As a concrete example of the problem I'm trying to solve:

John finished his last 5 projects 5,4,3,6,2 days late. What is the most probable amount of days earlier or late he will finish his work?

Basically I'm looking for an appropriate machine learning algortihm to implement to calculate this probable end date.

Very well written question, props! Roughly how many deadlines do you have per person and in total? Do you have access to other data, like a textual description of a task? – jonnor – 2019-04-07T11:38:46.693

1

If we assume that each task delivery is independent of eachother, and the process does not change a lot over time (stationary), we can treat this as a standard regression problem.

Since this is about deadlines, we expect that there might be variations over time, or patterns of delay across the seasons of the year or week. So time-based features might look something like:

|deadline_year|deadline_week_number|deadline_day_of_week|

We also expect that the size of a delay might depend on the size of the task. So if you have the start date, or an estimate on number of days, definitely include that. If people can have multiple tasks at the same time, include that also.

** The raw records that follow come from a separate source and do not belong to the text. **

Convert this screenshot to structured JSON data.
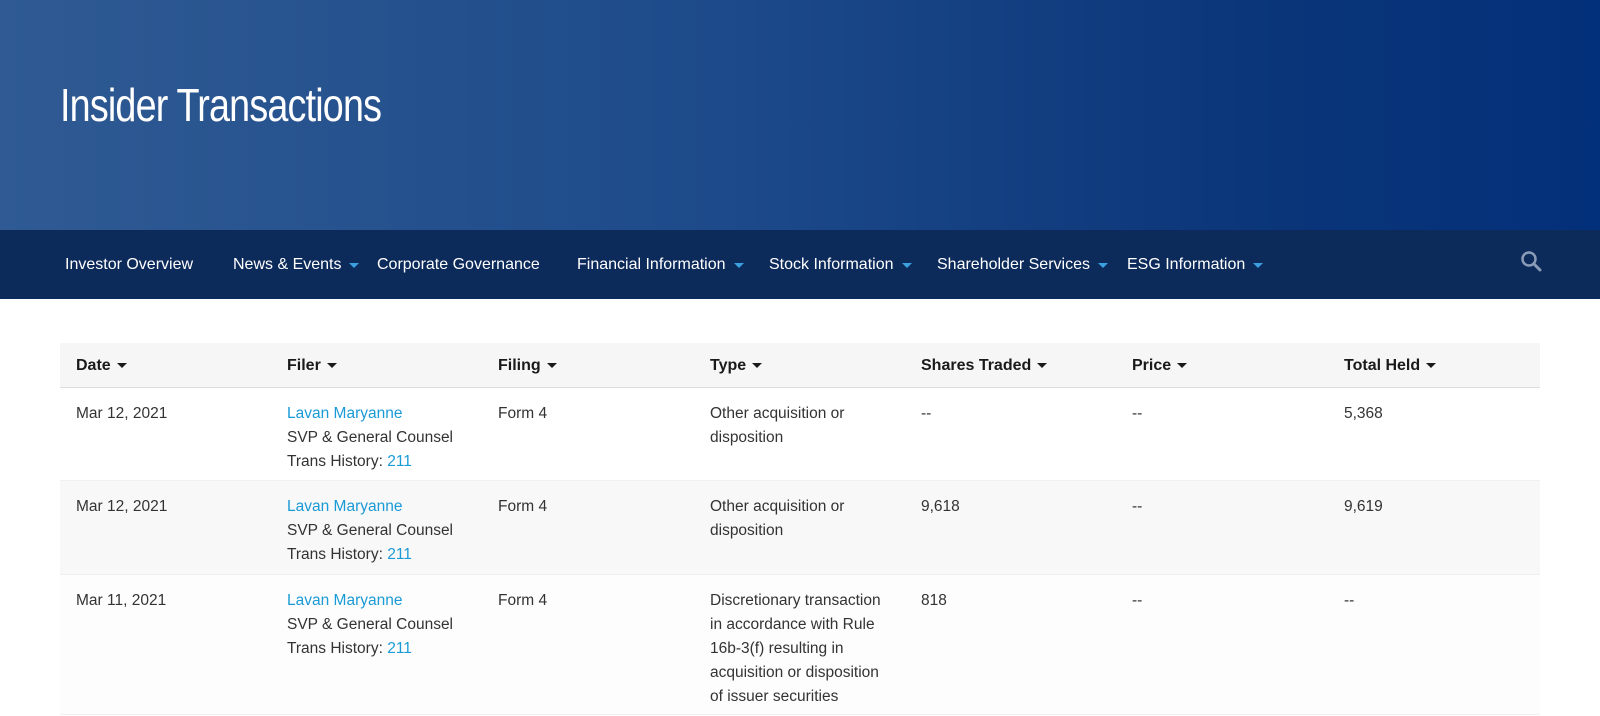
{
  "header": {
    "title": "Insider Transactions"
  },
  "nav": {
    "items": [
      {
        "label": "Investor Overview",
        "has_dropdown": false
      },
      {
        "label": "News & Events",
        "has_dropdown": true
      },
      {
        "label": "Corporate Governance",
        "has_dropdown": false
      },
      {
        "label": "Financial Information",
        "has_dropdown": true
      },
      {
        "label": "Stock Information",
        "has_dropdown": true
      },
      {
        "label": "Shareholder Services",
        "has_dropdown": true
      },
      {
        "label": "ESG Information",
        "has_dropdown": true
      }
    ],
    "search_icon": "search-icon"
  },
  "table": {
    "columns": [
      "Date",
      "Filer",
      "Filing",
      "Type",
      "Shares Traded",
      "Price",
      "Total Held"
    ],
    "trans_history_label": "Trans History:",
    "rows": [
      {
        "date": "Mar 12, 2021",
        "filer_name": "Lavan Maryanne",
        "filer_title": "SVP & General Counsel",
        "trans_history": "211",
        "filing": "Form 4",
        "type_lines": [
          "Other acquisition or",
          "disposition"
        ],
        "shares_traded": "--",
        "price": "--",
        "total_held": "5,368"
      },
      {
        "date": "Mar 12, 2021",
        "filer_name": "Lavan Maryanne",
        "filer_title": "SVP & General Counsel",
        "trans_history": "211",
        "filing": "Form 4",
        "type_lines": [
          "Other acquisition or",
          "disposition"
        ],
        "shares_traded": "9,618",
        "price": "--",
        "total_held": "9,619"
      },
      {
        "date": "Mar 11, 2021",
        "filer_name": "Lavan Maryanne",
        "filer_title": "SVP & General Counsel",
        "trans_history": "211",
        "filing": "Form 4",
        "type_lines": [
          "Discretionary transaction",
          "in accordance with Rule",
          "16b-3(f) resulting in",
          "acquisition or disposition",
          "of issuer securities"
        ],
        "shares_traded": "818",
        "price": "--",
        "total_held": "--"
      }
    ]
  },
  "colors": {
    "nav_bg": "#0c2a5a",
    "accent": "#3aa0e0",
    "link": "#1a9ad6"
  }
}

|workdays_between_start_and_deadline|workdays_estimated|concurrent_tasks|

And we expect that delays may depend on the person who performs the task, and who created the task.

|task_owner|task_creator|

Use Exploratory Data Analysis and your knowledge about the processes that created to find more of these possible relationships. Use scatterplots of each feature against the target days_delayed (negative=before time, 0=on time).

One can start with a strong non-linear model like RandomForest. This can give estimates which can be scored (by mean squared error for example), and indicate whether your features are predictive or not. To get probability intervals, you can use a Bayesian model such as Bayesian Ridge Regression. This is a linear model, so may have to spend more time on feature engineering to make the relationships between feature and target (roughly) linear.